A few stops down the road from us one of London's latest knife attacks took place - on a bus.  The next day I sat on the same numbered bus and all of a sudden a 134 bus felt all bad.


The Curate's Egg is famously used to describe the part-good, part bad.

The wit derives from the curate awkwardly answering the Bishop that his bad egg is good in some parts.  Awed by the Clerical Eminence he is too timid to agree that it is all bad.  But a bad egg is, of course, just bad.

Life is a curate's egg of good and bad.  Only in the bad, such as on my 134 bus, it rarely feels that there's another chunk that is/was/will be good.  Only one organ may be diseased but the whole body seems bad;  only one neighbourhood gang is hostile, but the whole place feels unsafe; only one charge relating to one incident is made in court against you but you feel wholly criminal; only one relative is dangerously ill but the whole family lives under a cloud.  And so on. 

Psalm 23 does this in reverse

Goodness and mercy will follow me all the days of my life


Part of life is goodness from God.  And the other part?  Well, others may call it badness, the wrong side of the street, a run of bad luck or the going getting tough.  But for the believer it is interpreted as the place of God's Mercy.  Was my bus ride no longer good?  Then it had become a place, for me, of mercy instead.  But no less divine.

Friday 1 March 2019

Selling Baptist Life: Part 3. Making a Mockery


Having forked out £19 million for a very interesting old religious building, an upscale hotel franchise has to decide what to do with it.  One option is to ignore its history.  Another is to embrace it a little (Bunyan's pristine restored statue - see Part 1).  In the end though, whether we are standing by Noah's half-built ark, by Jeremiah prophesying in encircled Jerusalem or at the foot of the Son of God's cross at Golgotha the unchanging inclination of an unbelieving world is to resort to mockery.
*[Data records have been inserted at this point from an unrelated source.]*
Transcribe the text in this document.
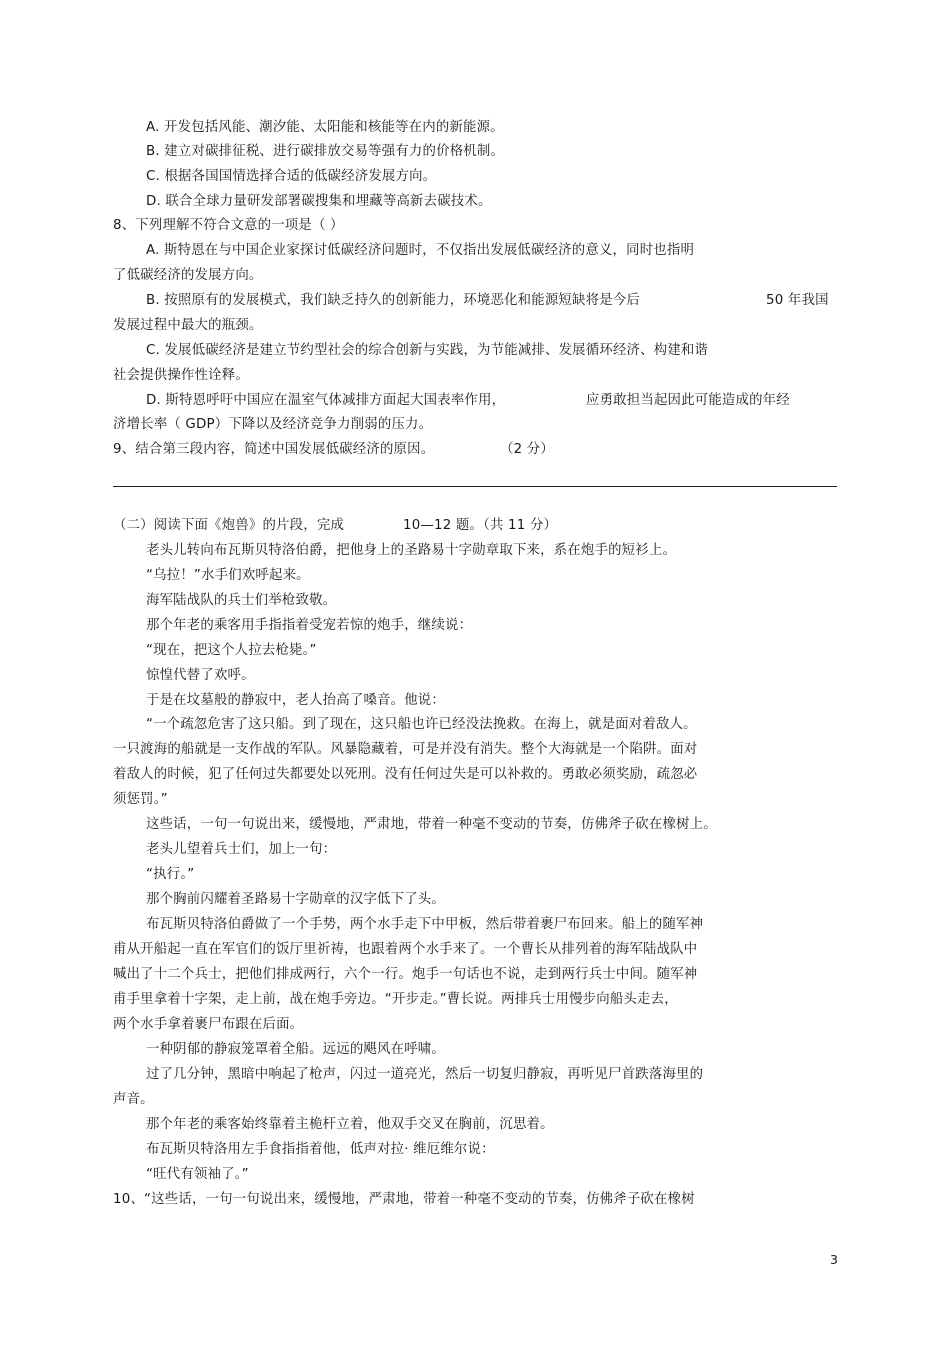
A. 开发包括风能、潮汐能、太阳能和核能等在内的新能源。
B. 建立对碳排征税、进行碳排放交易等强有力的价格机制。
C. 根据各国国情选择合适的低碳经济发展方向。
D. 联合全球力量研发部署碳搜集和埋藏等高新去碳技术。
8、下列理解不符合文意的一项是（ ）
A. 斯特恩在与中国企业家探讨低碳经济问题时，不仅指出发展低碳经济的意义，同时也指明
了低碳经济的发展方向。
B. 按照原有的发展模式，我们缺乏持久的创新能力，环境恶化和能源短缺将是今后	50 年我国
发展过程中最大的瓶颈。
C. 发展低碳经济是建立节约型社会的综合创新与实践，为节能减排、发展循环经济、构建和谐
社会提供操作性诠释。
D. 斯特恩呼吁中国应在温室气体减排方面起大国表率作用，	应勇敢担当起因此可能造成的年经
济增长率（ GDP）下降以及经济竞争力削弱的压力。
9、结合第三段内容，简述中国发展低碳经济的原因。	（2 分）
（二）阅读下面《炮兽》的片段，完成	10—12 题。（共 11 分）
老头儿转向布瓦斯贝特洛伯爵，把他身上的圣路易十字勋章取下来，系在炮手的短衫上。
“乌拉！”水手们欢呼起来。
海军陆战队的兵士们举枪致敬。
那个年老的乘客用手指指着受宠若惊的炮手，继续说：
“现在，把这个人拉去枪毙。”
惊惶代替了欢呼。
于是在坟墓般的静寂中，老人抬高了嗓音。他说：
“一个疏忽危害了这只船。到了现在，这只船也许已经没法挽救。在海上，就是面对着敌人。
一只渡海的船就是一支作战的军队。风暴隐藏着，可是并没有消失。整个大海就是一个陷阱。面对
着敌人的时候，犯了任何过失都要处以死刑。没有任何过失是可以补救的。勇敢必须奖励，疏忽必
须惩罚。”
这些话，一句一句说出来，缓慢地，严肃地，带着一种毫不变动的节奏，仿佛斧子砍在橡树上。
老头儿望着兵士们，加上一句：
“执行。”
那个胸前闪耀着圣路易十字勋章的汉字低下了头。
布瓦斯贝特洛伯爵做了一个手势，两个水手走下中甲板，然后带着裹尸布回来。船上的随军神
甫从开船起一直在军官们的饭厅里祈祷，也跟着两个水手来了。一个曹长从排列着的海军陆战队中
喊出了十二个兵士，把他们排成两行，六个一行。炮手一句话也不说，走到两行兵士中间。随军神
甫手里拿着十字架，走上前，战在炮手旁边。“开步走。”曹长说。两排兵士用慢步向船头走去，
两个水手拿着裹尸布跟在后面。
一种阴郁的静寂笼罩着全船。远远的飓风在呼啸。
过了几分钟，黑暗中响起了枪声，闪过一道亮光，然后一切复归静寂，再听见尸首跌落海里的
声音。
那个年老的乘客始终靠着主桅杆立着，他双手交叉在胸前，沉思着。
布瓦斯贝特洛用左手食指指着他，低声对拉· 维厄维尔说：
“旺代有领袖了。”
10、“这些话，一句一句说出来，缓慢地，严肃地，带着一种毫不变动的节奏，仿佛斧子砍在橡树
3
Over the years my sense of humour, not least in churches, has irked some primpy souls so it is from such a personality that I write that the way the hotel has appropriated Biblical themes in the old Baptist House is not funny at all.

I'm OK with The Baptist Grill conjuring memories of several church interviews.  Or even that person who doesn't leave after church with the others but lurks, waiting for the pleasantries to be over so that they can deliver their unpleasantry!

But hereon you may like to refer to the hotel's website (click here), a venue 'Devoted to the Divine.'

'Chef Tony Fleming will preach the gospel for seasonal British ingredients'

'In an irony Oscar Wilde would have appreciated a place of piety has been transformed into a place of decadence'

'The business of L'Oscar is to put every temptation in front of its guests'

'The Baptist Bar: Succumb to Temptation . . . sip on a 'New Testament' cocktail.'

'Perfect for a late night pilgrimage'

All in all it shows up the problem of building religion into stone and not into souls.  For while those who served the Lord they loved in that place are largely gone into His nearer presence where they cannot be mocked, their building and heritage in stone has fallen victim to the mercilessness of a secular age.